- Location of Kosi division in Bihar
- Coordinates: 25°53′N 86°36′E﻿ / ﻿25.88°N 86.6°E
- Country: India
- State: Bihar
- Headquarters: Saharsa
- Districts: Saharsa, Madhepura and Supaul

Population (2011)
- • Total: 12,120,117

= Kosi division =

Administrative division in Bihar, India

Kosi division is an administrative geographical unit of Bihar state of India. Saharsa is the administrative headquarters of the division. Currently (2022), the division consists of Saharsa district, Madhepura district, and Supaul district.

==Economy==

=== Agriculture ===

It is the major producer of Corn and Makhana in India. Every year tonnes of corn and makhana are disseminated throughout the entire country by railways and airways. The following crops are grown in the region: Makhana (Euryale ferox Salisb), rice, mangoes, litchi, bamboo, mustard, corn, wheat and sugarcane. Sagwan or teak (Tectona grandis) trees are now grown on a large scale.

==History==
Present-day Kosi division, all of which was previously part of Saharsa district, is part of the Mithila region.

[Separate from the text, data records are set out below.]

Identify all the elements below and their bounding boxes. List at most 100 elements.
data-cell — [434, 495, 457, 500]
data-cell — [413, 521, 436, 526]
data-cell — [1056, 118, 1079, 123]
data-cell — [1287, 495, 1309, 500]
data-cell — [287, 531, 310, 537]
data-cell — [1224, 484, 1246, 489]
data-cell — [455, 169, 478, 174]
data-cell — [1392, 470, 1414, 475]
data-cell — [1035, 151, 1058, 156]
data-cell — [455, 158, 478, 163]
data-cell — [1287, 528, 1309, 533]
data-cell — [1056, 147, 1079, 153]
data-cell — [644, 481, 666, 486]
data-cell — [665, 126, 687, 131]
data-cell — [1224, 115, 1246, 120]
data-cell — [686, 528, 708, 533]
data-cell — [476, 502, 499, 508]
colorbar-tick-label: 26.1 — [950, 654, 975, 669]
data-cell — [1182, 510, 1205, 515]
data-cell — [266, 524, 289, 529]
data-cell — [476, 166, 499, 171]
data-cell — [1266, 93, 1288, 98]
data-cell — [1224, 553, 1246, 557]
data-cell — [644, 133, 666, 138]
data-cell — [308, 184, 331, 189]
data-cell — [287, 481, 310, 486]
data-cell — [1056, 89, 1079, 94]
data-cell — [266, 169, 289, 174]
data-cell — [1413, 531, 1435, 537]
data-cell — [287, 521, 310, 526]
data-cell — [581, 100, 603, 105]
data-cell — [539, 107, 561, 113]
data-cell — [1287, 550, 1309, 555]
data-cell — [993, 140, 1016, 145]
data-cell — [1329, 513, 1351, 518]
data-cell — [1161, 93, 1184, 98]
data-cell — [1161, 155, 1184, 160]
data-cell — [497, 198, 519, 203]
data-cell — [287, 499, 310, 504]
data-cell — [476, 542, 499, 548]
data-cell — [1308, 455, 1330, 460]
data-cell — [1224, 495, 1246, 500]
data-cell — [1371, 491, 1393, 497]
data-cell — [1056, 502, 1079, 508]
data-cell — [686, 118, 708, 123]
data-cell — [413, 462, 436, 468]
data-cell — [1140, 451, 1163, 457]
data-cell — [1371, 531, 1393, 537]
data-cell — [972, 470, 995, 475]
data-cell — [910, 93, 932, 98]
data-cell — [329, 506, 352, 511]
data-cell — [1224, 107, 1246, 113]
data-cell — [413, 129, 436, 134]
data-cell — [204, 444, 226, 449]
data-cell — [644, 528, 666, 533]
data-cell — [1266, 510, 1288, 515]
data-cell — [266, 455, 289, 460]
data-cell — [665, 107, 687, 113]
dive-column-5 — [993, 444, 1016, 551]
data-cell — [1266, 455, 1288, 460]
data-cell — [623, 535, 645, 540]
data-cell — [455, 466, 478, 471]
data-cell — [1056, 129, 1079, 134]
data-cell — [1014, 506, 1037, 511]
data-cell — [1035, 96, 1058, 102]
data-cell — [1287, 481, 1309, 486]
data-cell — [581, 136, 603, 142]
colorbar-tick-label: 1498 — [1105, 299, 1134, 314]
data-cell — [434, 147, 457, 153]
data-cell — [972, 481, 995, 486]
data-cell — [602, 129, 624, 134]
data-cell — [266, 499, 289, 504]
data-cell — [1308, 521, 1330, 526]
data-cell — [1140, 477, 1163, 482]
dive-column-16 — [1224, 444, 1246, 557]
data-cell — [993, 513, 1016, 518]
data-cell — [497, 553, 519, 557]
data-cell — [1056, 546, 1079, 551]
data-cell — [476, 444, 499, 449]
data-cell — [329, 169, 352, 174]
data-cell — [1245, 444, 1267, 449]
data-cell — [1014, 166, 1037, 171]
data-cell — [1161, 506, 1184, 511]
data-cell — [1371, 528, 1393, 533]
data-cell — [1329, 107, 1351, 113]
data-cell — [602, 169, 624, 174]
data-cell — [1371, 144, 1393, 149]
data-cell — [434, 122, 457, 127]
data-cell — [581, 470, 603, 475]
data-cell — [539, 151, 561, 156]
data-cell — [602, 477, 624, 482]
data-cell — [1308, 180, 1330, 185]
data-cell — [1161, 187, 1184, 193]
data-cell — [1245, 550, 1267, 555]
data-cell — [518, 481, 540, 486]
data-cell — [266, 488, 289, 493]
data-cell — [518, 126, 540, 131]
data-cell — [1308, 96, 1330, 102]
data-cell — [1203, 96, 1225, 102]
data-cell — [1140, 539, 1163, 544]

Mithila first gained prominence after being settled by Indo-Aryan peoples who established the Mithila Kingdom (also called Kingdom of the Videhas).
During the late Vedic period (c. 1100–500 BCE), Kingdom of the Videhas became one of the major political and cultural centres of South Asia, along with Kuru and Pañcāla. The kings of the Kingdom of the Videhas were called Janakas.
The Mithila Kingdom was later incorporated into the Vajjika League, which had its capital in the city of Vaishali, which is also in Mithila.

==Language==
The predominant language spoken in this region is Hindi and Maithili language. The most common dialect of Maithili used in Kosi division is Thēthi dialect.